Saturday, January 17, 2026

Fiscal versus moentary dominance - the real battle



Janet Yellen, who served as both Treasury Secretary and Fed chairman, presented "The Future of the Fed: Central Bank Independence and Fiscal Dominance" at the AEA convention earlier this month. She does a thoughtful job of describing the differences between these two forms of dominance, yet she misses the mark in her description of the current environment.

We cannot continue independence and monetary dominance if there is a fiscal crisis. Fiscal policy saw periods of deficit and then a return to something normal; however, in the last decade, or since the Great Financial Crisis, there has been a change in government debt dynamics, so that fiscal policy has a more dominant role in monetary policy. Dominant does not mean controlling. In this example, fiscal dominance means the issues with fiscal policy have a more dramatic impact on the economy than monetary policy.

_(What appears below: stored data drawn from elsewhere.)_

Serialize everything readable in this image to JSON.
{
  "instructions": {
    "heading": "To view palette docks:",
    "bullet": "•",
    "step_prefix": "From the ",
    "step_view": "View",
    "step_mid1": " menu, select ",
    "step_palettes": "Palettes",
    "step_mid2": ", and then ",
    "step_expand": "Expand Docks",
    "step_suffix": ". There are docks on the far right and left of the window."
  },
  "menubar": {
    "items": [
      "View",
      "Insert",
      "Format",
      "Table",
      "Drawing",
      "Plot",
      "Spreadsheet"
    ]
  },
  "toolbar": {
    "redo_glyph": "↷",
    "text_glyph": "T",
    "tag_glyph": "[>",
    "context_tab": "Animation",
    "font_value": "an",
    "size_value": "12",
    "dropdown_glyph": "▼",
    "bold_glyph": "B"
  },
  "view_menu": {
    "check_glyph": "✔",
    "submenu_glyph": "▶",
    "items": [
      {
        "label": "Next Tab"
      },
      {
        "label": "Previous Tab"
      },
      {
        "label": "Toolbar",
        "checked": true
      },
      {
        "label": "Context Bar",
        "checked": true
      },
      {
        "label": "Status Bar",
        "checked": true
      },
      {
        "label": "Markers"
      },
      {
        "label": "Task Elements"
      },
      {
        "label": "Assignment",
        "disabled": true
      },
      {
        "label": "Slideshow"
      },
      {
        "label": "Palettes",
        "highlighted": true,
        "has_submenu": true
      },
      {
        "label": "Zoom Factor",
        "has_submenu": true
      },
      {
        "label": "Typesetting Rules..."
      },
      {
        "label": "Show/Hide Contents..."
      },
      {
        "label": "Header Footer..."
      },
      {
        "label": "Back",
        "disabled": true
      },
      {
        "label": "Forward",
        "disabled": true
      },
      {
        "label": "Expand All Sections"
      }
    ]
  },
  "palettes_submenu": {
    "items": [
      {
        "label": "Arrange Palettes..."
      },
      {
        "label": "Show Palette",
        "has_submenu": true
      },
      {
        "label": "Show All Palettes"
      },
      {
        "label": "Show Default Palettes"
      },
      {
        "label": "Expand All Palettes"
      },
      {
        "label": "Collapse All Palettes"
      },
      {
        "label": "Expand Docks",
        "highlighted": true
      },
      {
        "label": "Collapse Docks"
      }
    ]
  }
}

The current debt levels cannot be sustained with a growing amount of tax revenue used to pay interest on debt. The Fed has ignored this fiscal crisis. They have refused to comment on rising debt-to-GDP ratios to avoid being political. Yet the ongoing QE process, coupled with Fed high Treasury balances, shows that the Fed has lost its monetary dominance and must deal with a debt crisis. 

Trump's desire to lower interest rates is just an extreme manifestation of the fiscal dominance needed to sustain current government policy. Let's not forget that inflation is one way of getting out of a fiscal bind. If there were controlled deficits, there would not be a need to discuss lower interest rates. The fiscal excesses of the past have to be addressed. Yet, who wants to say we have a debt problem?